Out of the corner of my eye, I watched Olivia absently stare at the elevator numbers ticking upward, and all I could think about was how badly I wanted to build a world where she never had to look over her shoulder again.
A world where she could invent ridiculous little robot dogs and laugh and exist without fear clawing at her heels.
That was something I could give her. Safety. Stability. Protection.
The rest belonged to Rack, and realizing that felt like someone quietly splitting my ribs open from the inside.
21
CALIX
“Shit!”
The curse ripped out of me as heat slammed into my face, and I shot backward. Black smoke filled the space, swallowing the lab whole. Coughing, I sped to the wall. My hand slapped against the emergency hatch controls, hitting the exhaust button hard enough that the metal dented beneath my palm.
A deep mechanical groan rumbled overhead, and the vents kicked on.
Smoke spiraled upward in violent streams, dragged out through the ceiling little by little until the room slowly came back into focus.
I stood there, breathing hard, staring at the emptying haze like it was taking the last scraps of my patience with it.
Twenty-four straight hours. Twenty-four hours of testing, burning, breaking, adapting, and still nothing. The blade sat on the table untouched, provoking me.
I’d blasted it with enough force to level concrete walls, but the damn thing absorbed the impact and brightened like it enjoyed it. I submerged it in enchanted water, but a translucent barrier formed around the metal before the liquid could even touch it.
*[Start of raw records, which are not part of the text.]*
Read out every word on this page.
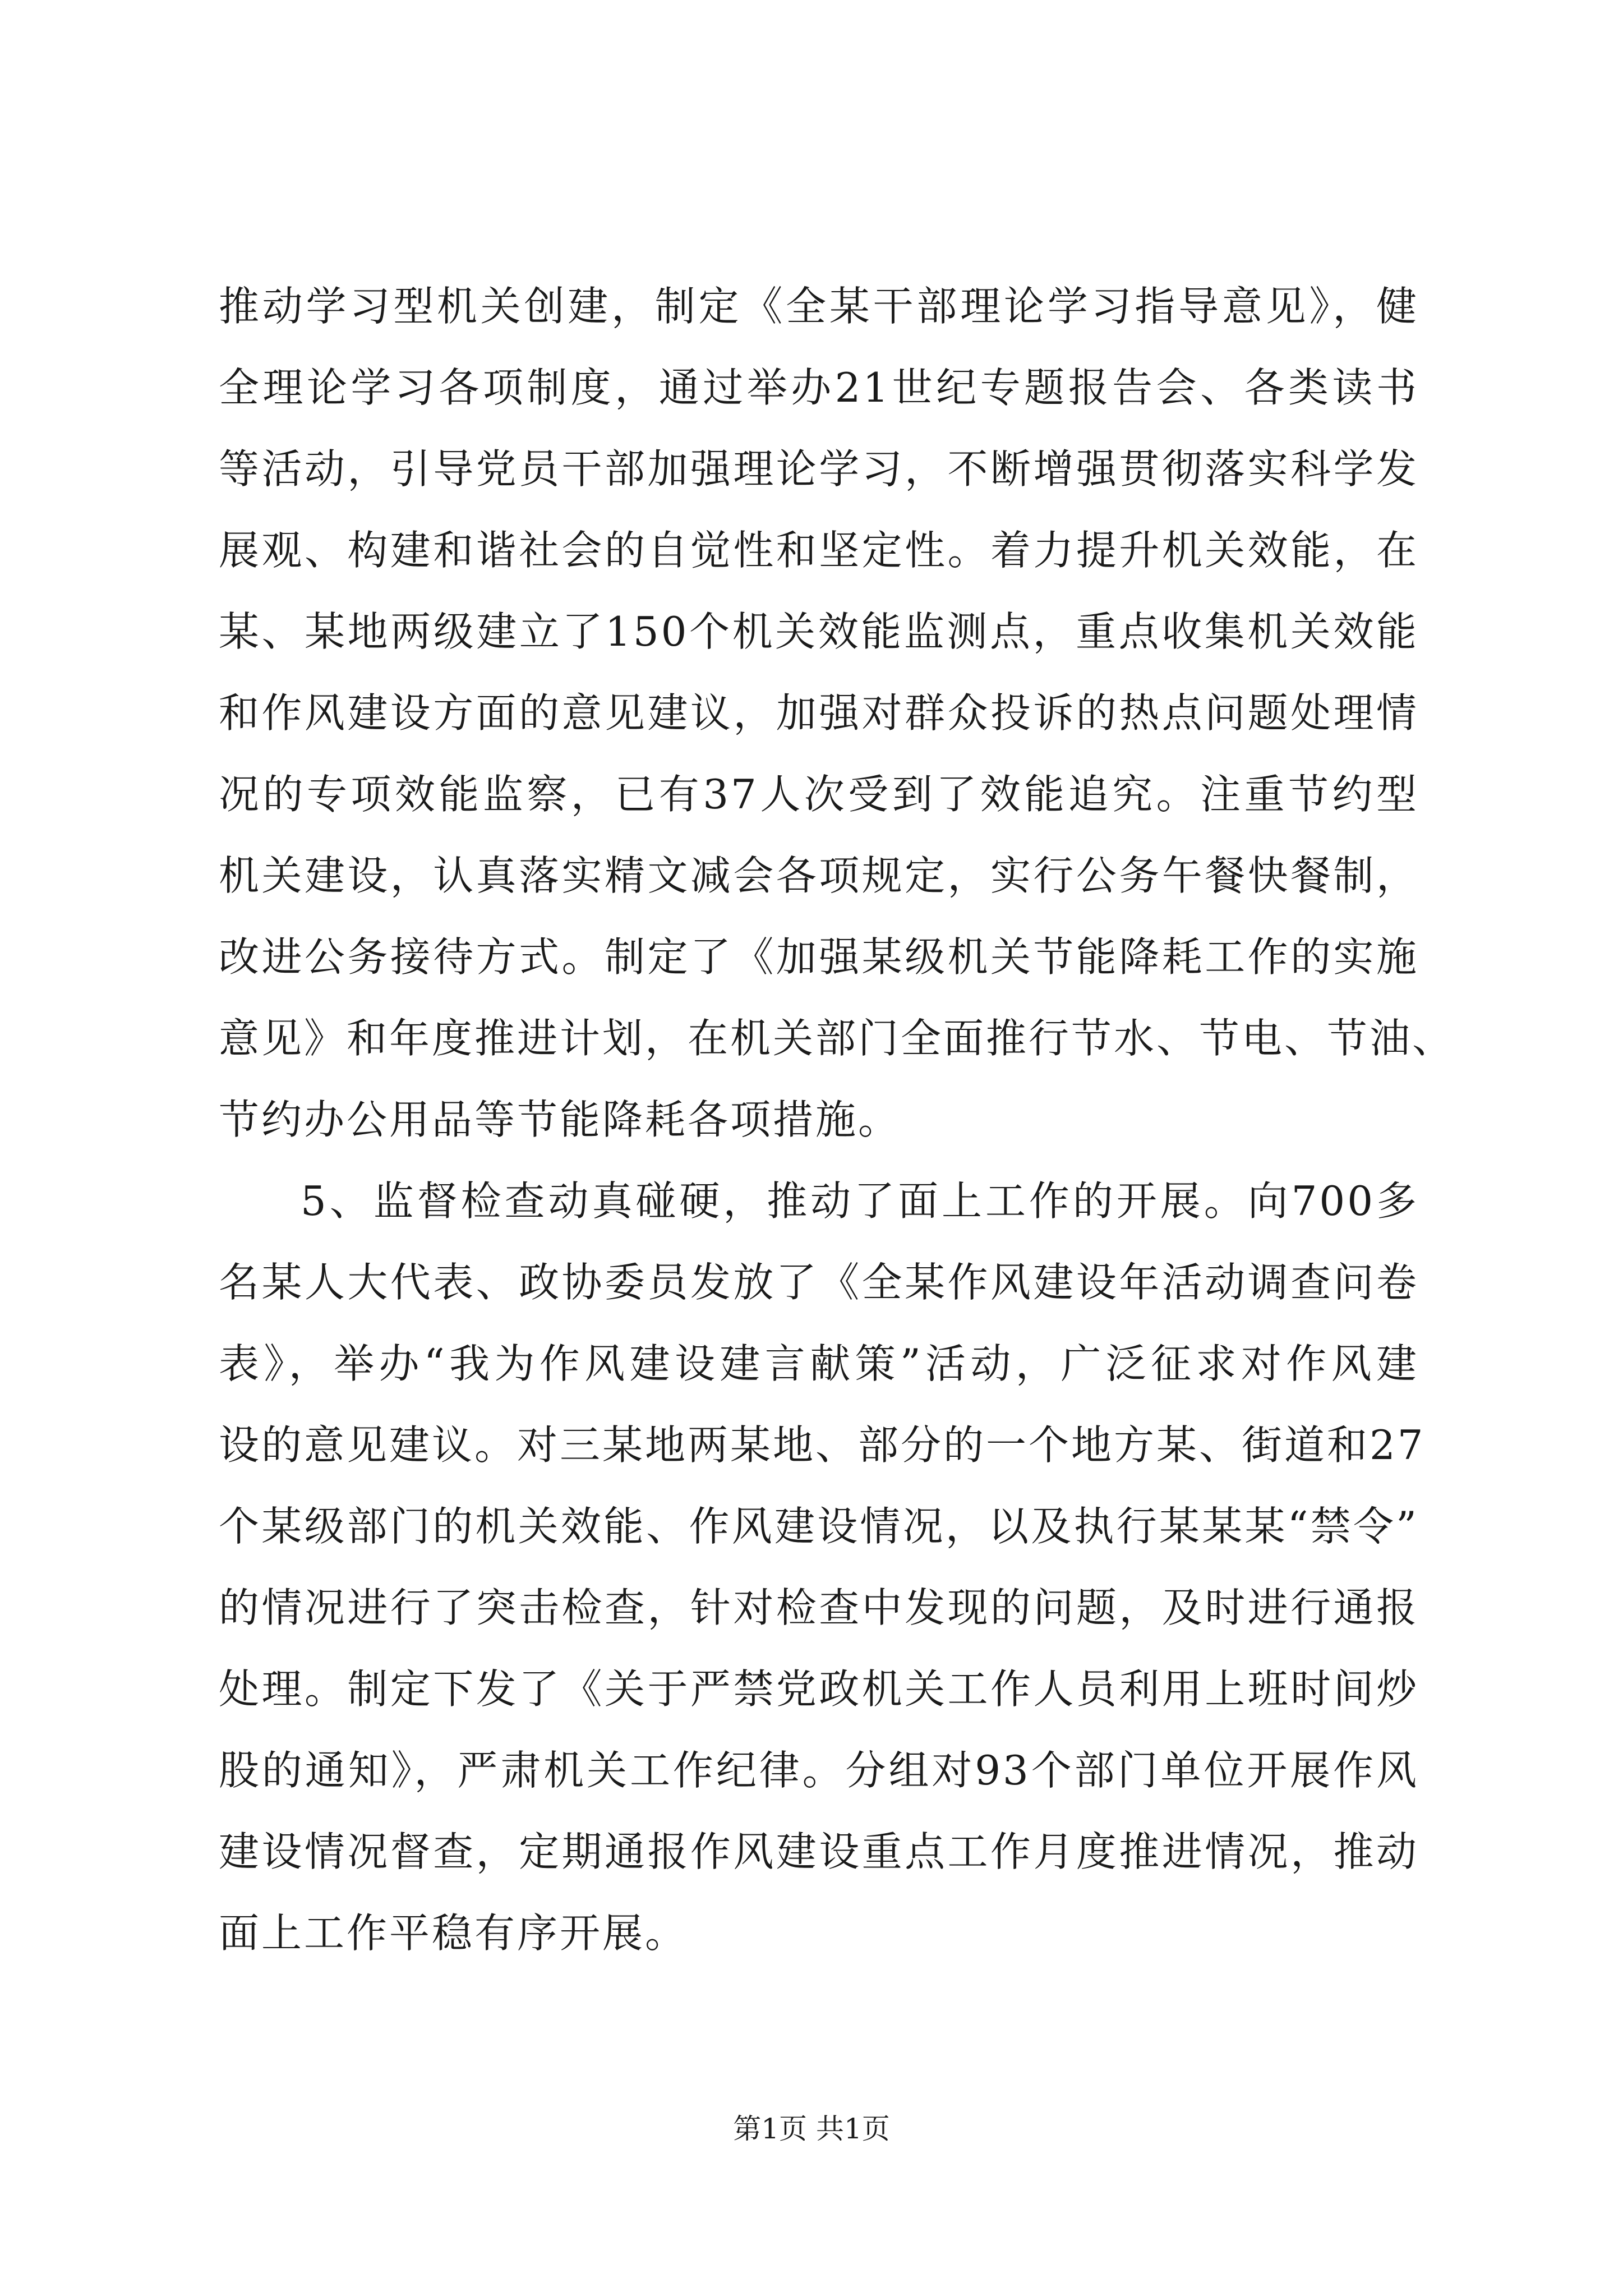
推动学习型机关创建，制定《全某干部理论学习指导意见》，健
全理论学习各项制度，通过举办21世纪专题报告会、各类读书
等活动，引导党员干部加强理论学习，不断增强贯彻落实科学发
展观、构建和谐社会的自觉性和坚定性。着力提升机关效能，在
某、某地两级建立了150个机关效能监测点，重点收集机关效能
和作风建设方面的意见建议，加强对群众投诉的热点问题处理情
况的专项效能监察，已有37人次受到了效能追究。注重节约型
机关建设，认真落实精文减会各项规定，实行公务午餐快餐制，
改进公务接待方式。制定了《加强某级机关节能降耗工作的实施
意见》和年度推进计划，在机关部门全面推行节水、节电、节油、
节约办公用品等节能降耗各项措施。
5、监督检查动真碰硬，推动了面上工作的开展。向700多
名某人大代表、政协委员发放了《全某作风建设年活动调查问卷
表》，举办“我为作风建设建言献策”活动，广泛征求对作风建
设的意见建议。对三某地两某地、部分的一个地方某、街道和27
个某级部门的机关效能、作风建设情况，以及执行某某某“禁令”
的情况进行了突击检查，针对检查中发现的问题，及时进行通报
处理。制定下发了《关于严禁党政机关工作人员利用上班时间炒
股的通知》，严肃机关工作纪律。分组对93个部门单位开展作风
建设情况督查，定期通报作风建设重点工作月度推进情况，推动
面上工作平稳有序开展。
第1页 共1页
Every rune I knew had failed. Every rune I created on the spot had failed harder.
This magic didn’t behave. It evolved. Adjusted. Reacted like it was fucking alive.
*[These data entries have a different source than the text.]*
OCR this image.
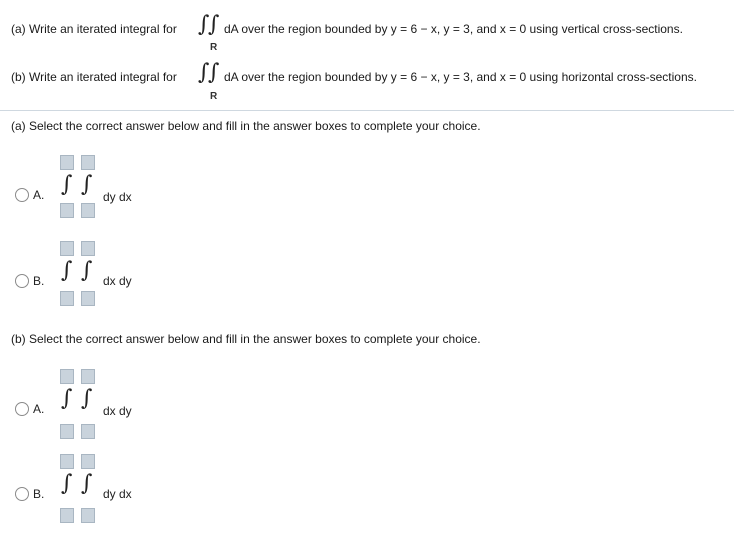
(a) Write an iterated integral for ∫
∫
R
dA over the region bounded by y = 6 − x, y = 3, and x = 0 using vertical cross-sections.
(b) Write an iterated integral for ∫
∫
R
dA over the region bounded by y = 6 − x, y = 3, and x = 0 using horizontal cross-sections.
(a) Select the correct answer below and fill in the answer boxes to complete your choice.
A. ∫ ∫ dy dx
B. ∫ ∫ dx dy
(b) Select the correct answer below and fill in the answer boxes to complete your choice.
A. ∫ ∫ dx dy
B. ∫ ∫ dy dx
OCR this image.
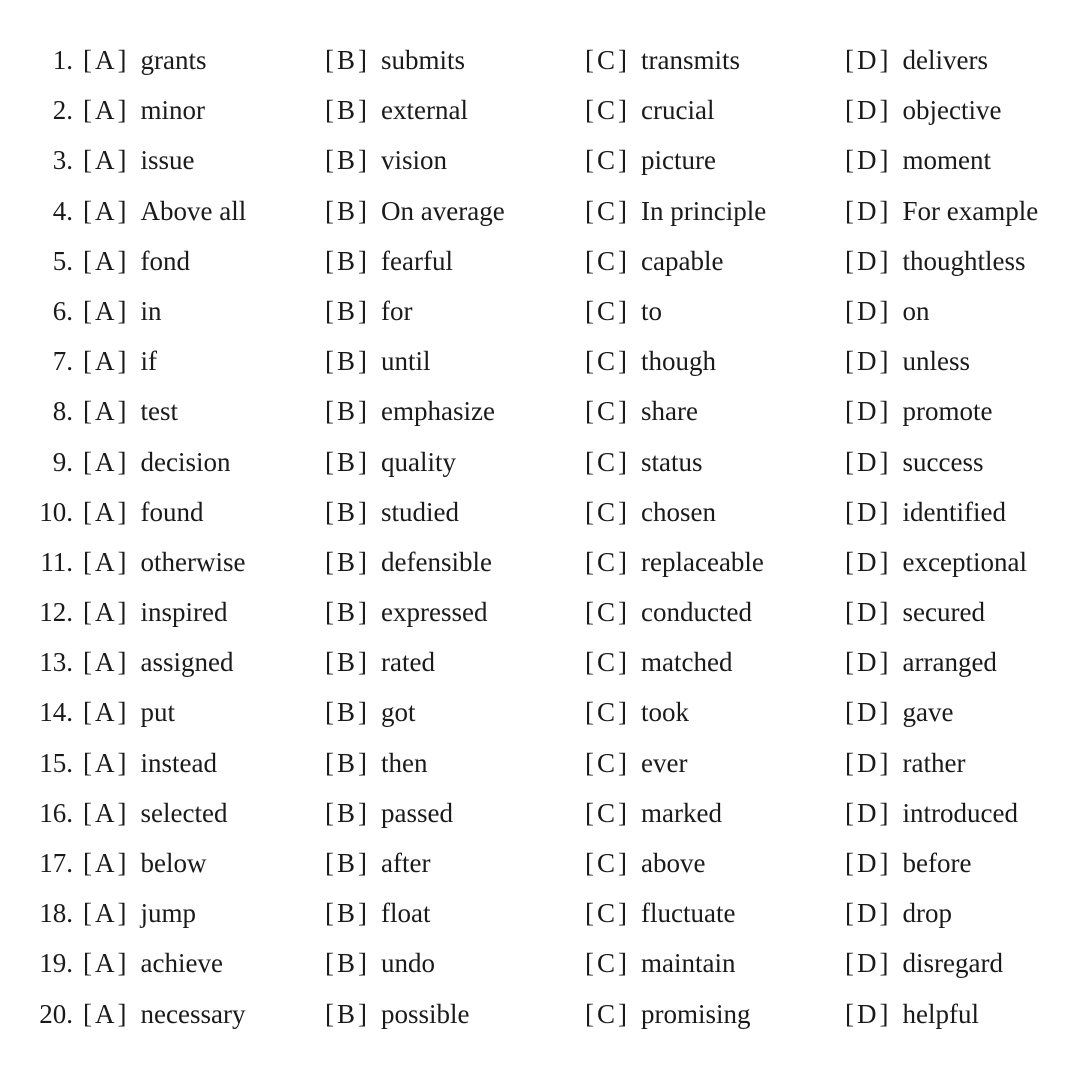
1. [ A ] grants	[ B ] submits	[ C ] transmits	[ D ] delivers
2. [ A ] minor	[ B ] external	[ C ] crucial	[ D ] objective
3. [ A ] issue	[ B ] vision	[ C ] picture	[ D ] moment
4. [ A ] Above all	[ B ] On average	[ C ] In principle	[ D ] For example
5. [ A ] fond	[ B ] fearful	[ C ] capable	[ D ] thoughtless
6. [ A ] in	[ B ] for	[ C ] to	[ D ] on
7. [ A ] if	[ B ] until	[ C ] though	[ D ] unless
8. [ A ] test	[ B ] emphasize	[ C ] share	[ D ] promote
9. [ A ] decision	[ B ] quality	[ C ] status	[ D ] success
10. [ A ] found	[ B ] studied	[ C ] chosen	[ D ] identified
11. [ A ] otherwise	[ B ] defensible	[ C ] replaceable	[ D ] exceptional
12. [ A ] inspired	[ B ] expressed	[ C ] conducted	[ D ] secured
13. [ A ] assigned	[ B ] rated	[ C ] matched	[ D ] arranged
14. [ A ] put	[ B ] got	[ C ] took	[ D ] gave
15. [ A ] instead	[ B ] then	[ C ] ever	[ D ] rather
16. [ A ] selected	[ B ] passed	[ C ] marked	[ D ] introduced
17. [ A ] below	[ B ] after	[ C ] above	[ D ] before
18. [ A ] jump	[ B ] float	[ C ] fluctuate	[ D ] drop
19. [ A ] achieve	[ B ] undo	[ C ] maintain	[ D ] disregard
20. [ A ] necessary	[ B ] possible	[ C ] promising	[ D ] helpful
My hands braced against the edge of the table while frustration crawled hot beneath my skin.
Rack and Olivia had both come down at different points during the night.
Rack had crossed his arms and leaned against the doorway with that calm, unreadable expression he used when he thought I was being an idiot. Olivia had hovered behind him holding blood bags in both hands, her brows pinched every time she looked at the state of me.
Neither of them liked that I wouldn’t leave. Neither of them understood why I couldn’t, but this wasn’t just about someone trying to assassinate me anymore. This wasn’t just about Manshu and his idiotic grudge with me.
If weapons like this spread, if this type of magic started getting integrated into modern weaponry, everything would change, and not in a way the world we knew would survive.
Dragging both hands through my hair, I dropped heavily into my chair, exhausted with everything I’d been doing, yet unwilling to give up.
This wasn't just about the threats of assassination or the war coming for my family. If these people were able to make more weapons like this, advanced weapons with this kind of magic, this was going to change everything… and not for the better.
There might be some supes that disagreed with the Syndicate, didn’t like the way we ran things or handled our business, but at the end of the day, there was order. Each incident, each rule breaker was dealt with, not the species as a whole like the humans would do.